Redemption, relief, and joy for Limerick captain Declan Hannon

His acceptance speech was all about the collective but finding time to reflect under the Hogan Stand Declan Hannon could speak about his own redemption.

Five years ago, the Adare man, then a forward and on free-taking duties, struck three frees and a 65 wide in the first half of an All-Ireland semi-final.

Shane Dowling took over the responsibilities and performed impressively but Clare went onto win the game.

Afterwards, Hannon was inconsolable.

Yesterday, his commanding show in the first half gave Limerick the platform that had been Galway’s for so many of their successes this year. 

“I probably had my worst experience ever in Croke Park in 2013 and it took a while to get over that. These hardships build you as a person as well. The easy thing to do would be to say ‘I’ll leave it. I don’t want this anymore but the boys are so grounded and everyone just dug in and kept going’.

“It’s so worth it.”

The final whistle was a moment of bliss.

“It was unreal. I ran into Dan Morrissey, who nearly knocked me over, the size of him. It’s an unbelievable feeling. You couldn’t buy it. A dream come true. Anyone who has played sport has walked around their back garden marching behind the band since they were four or five years of age pretending they were in Croke Park. For it to come true is a nice feeling.”

The 25-year-old never sensed Galway were going to repeat what they did to Clare in the semi-final and finish out on a high to claim the victory. 

“Not really. All I thought of was to win the next ball. You saw against Kilkenny when Tom Morrissey caught a puckout when they got a goal… it was just going to happen. One of the boys was going to win a free or something, it was happening all year and it worked again today.”

In his speech, Hannon was quick to acknowledge those players who had stepped away recently and the teams of the past. The likes of his own clubman Wayne McNamara and Kilmallock pair Gavin O’Mahony and Paudie O’Brien and Garryspillane’s James Ryan would come to mind.

“Those guys are unbelievable ambassadors for Limerick. They have taught me so much in terms of how to conduct yourself on the field, off the field. Particularly off the field because there’s a lot of media etc. It’s hard for them today if they stepped away last year or the last couple of years but those guys will be over the moon as well.

“There are a lot of Limerick teams who have been there or thereabouts. They’ve obviously put in a massive effort throughout the years and they did inspire us when we were growing up. We all looked up to the Conor Fitzgeralds and Mark Foleys of this world. They paved the path for us and we wanted to follow it.
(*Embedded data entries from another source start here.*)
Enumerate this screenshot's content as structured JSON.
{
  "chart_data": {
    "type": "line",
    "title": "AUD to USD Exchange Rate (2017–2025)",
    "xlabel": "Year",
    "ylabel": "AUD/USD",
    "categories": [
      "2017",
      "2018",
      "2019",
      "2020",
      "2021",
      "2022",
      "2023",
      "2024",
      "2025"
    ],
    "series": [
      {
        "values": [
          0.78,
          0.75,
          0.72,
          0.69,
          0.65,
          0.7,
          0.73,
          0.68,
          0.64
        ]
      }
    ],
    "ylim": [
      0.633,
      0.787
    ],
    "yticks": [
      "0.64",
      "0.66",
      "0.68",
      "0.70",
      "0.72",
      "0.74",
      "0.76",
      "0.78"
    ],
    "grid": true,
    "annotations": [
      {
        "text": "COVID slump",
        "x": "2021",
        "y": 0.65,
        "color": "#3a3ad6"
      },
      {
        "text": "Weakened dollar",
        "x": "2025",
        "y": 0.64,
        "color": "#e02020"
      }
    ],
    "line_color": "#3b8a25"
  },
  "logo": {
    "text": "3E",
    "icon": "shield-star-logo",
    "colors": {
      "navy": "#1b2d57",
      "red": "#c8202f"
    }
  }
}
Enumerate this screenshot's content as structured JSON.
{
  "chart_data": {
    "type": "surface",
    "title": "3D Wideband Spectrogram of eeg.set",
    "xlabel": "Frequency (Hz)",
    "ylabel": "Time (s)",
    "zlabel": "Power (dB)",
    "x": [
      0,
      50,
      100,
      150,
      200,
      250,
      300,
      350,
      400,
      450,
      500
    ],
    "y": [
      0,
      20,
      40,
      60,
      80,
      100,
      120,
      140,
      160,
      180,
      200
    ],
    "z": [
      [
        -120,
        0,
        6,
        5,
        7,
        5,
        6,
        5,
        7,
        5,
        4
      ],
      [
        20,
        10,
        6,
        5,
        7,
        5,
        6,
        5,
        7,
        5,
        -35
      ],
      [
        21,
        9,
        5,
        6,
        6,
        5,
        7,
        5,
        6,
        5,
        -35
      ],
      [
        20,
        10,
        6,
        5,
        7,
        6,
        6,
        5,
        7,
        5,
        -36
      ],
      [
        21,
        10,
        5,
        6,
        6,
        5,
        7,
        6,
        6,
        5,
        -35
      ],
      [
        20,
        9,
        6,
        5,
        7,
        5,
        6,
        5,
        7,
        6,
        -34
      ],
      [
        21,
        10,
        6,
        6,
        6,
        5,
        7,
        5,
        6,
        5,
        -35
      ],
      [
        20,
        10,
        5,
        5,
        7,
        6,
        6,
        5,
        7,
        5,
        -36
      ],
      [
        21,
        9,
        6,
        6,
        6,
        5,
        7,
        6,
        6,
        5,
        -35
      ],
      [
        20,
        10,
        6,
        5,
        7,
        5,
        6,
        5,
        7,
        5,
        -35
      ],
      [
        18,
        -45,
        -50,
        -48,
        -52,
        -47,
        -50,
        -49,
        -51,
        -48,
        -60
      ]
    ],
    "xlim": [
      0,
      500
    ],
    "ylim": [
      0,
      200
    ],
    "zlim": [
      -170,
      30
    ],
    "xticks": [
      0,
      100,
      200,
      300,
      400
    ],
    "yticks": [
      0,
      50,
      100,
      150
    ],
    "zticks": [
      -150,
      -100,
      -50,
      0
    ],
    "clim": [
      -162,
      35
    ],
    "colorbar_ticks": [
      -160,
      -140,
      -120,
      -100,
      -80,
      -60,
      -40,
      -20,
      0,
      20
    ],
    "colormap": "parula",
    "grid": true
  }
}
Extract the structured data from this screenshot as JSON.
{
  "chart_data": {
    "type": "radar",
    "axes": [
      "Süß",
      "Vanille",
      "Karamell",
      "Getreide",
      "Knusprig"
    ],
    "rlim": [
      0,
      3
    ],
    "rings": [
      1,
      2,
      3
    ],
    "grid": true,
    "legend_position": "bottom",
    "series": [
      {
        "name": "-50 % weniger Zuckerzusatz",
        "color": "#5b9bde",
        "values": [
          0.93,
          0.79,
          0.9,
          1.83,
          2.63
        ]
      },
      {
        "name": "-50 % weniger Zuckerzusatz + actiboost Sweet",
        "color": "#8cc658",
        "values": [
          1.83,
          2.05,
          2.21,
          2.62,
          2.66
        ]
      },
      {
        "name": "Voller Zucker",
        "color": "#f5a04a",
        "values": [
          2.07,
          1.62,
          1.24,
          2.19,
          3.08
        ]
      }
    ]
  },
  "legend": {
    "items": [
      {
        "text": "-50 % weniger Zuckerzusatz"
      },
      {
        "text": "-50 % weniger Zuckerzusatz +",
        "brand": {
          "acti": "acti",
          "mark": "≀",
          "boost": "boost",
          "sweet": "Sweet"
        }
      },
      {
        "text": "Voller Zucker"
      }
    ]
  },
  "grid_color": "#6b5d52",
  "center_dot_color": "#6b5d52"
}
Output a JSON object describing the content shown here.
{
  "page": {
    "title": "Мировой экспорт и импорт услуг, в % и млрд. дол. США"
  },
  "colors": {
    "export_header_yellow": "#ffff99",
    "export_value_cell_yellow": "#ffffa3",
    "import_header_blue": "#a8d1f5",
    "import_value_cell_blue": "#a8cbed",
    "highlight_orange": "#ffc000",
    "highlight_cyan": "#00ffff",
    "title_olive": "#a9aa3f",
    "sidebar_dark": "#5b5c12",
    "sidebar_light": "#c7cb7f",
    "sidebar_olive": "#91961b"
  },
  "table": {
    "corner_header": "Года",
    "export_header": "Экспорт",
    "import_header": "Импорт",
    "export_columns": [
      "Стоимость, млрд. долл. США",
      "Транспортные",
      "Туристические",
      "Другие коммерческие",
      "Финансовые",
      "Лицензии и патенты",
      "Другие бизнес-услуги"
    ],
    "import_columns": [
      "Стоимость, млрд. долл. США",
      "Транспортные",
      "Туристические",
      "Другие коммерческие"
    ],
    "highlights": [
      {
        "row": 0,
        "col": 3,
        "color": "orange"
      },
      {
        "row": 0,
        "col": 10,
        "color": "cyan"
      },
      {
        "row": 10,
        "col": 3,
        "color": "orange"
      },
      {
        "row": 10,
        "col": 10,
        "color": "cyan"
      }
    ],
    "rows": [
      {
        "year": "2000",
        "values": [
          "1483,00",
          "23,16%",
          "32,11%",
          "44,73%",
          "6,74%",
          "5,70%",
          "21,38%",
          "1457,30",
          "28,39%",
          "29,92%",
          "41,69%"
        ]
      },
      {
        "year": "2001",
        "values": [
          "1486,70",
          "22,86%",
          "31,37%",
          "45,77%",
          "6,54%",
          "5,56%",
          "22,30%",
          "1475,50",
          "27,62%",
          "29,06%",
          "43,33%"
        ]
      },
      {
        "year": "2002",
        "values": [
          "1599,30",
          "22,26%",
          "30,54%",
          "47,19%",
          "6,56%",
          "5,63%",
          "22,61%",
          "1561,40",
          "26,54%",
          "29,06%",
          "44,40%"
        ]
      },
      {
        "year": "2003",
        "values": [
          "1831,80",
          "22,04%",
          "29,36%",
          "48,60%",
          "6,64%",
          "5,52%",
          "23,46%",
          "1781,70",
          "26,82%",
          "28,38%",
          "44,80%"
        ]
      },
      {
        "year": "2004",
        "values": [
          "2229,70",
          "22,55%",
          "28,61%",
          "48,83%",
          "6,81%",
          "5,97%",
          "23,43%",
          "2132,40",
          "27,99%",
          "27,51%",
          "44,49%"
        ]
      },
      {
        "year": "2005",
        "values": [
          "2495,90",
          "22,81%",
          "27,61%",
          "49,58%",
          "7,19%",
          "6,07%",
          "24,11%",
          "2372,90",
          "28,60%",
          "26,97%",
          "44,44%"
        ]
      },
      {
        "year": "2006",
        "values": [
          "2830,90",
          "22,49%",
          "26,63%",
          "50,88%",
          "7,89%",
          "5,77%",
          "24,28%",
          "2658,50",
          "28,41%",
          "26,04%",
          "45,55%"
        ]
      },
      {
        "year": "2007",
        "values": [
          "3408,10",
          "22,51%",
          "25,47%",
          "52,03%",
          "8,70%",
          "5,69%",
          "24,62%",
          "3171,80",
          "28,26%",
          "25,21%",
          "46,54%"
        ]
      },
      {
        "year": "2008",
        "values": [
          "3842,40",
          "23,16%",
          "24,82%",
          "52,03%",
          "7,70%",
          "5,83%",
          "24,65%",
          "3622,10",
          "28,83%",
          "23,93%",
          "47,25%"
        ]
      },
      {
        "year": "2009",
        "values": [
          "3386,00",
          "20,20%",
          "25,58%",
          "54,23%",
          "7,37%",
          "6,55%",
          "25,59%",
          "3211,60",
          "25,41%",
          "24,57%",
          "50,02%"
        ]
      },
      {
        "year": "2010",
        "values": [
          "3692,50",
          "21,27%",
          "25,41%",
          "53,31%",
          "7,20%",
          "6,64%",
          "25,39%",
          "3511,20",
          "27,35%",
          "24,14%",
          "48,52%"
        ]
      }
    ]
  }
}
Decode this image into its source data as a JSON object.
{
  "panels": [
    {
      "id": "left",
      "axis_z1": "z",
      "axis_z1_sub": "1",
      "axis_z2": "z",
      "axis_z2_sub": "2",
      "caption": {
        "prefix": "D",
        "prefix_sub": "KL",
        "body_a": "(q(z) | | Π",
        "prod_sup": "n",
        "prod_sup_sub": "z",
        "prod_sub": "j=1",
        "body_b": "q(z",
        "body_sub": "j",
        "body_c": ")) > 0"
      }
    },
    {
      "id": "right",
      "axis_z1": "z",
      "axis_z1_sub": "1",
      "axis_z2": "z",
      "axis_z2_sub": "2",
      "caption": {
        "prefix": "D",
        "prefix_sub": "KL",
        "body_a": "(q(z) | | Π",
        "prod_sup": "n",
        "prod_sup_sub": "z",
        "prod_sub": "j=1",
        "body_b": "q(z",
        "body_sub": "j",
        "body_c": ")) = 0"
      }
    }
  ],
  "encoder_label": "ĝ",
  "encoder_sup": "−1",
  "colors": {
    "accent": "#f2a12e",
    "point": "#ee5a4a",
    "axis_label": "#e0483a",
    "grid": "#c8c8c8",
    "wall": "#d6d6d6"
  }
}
As regards the pre-final hype, Hannon said he didn’t feel much of it as much as his father had been giddy around him when they met on Friday. 

“Limerick supporters are unbelievable and they have been year in, year out. The last few years haven’t gone to plan for us, they still come out in their droves. It is hard when you are not winning. It is hard being a supporter and I’ve been a supporter myself going to matches when it is not working for the team, but they keep coming out. I’m delighted for them as well.”

Asked about turning points during the year, Hannon remarked: “I suppose the Galway game above in Salthill in the league, the first round against Tipperary set us up in the Munster round robin. You know yourselves how tough it is to get out of Munster so it put us in a good position. I suppose the Cork game and you could probably look at all the games.”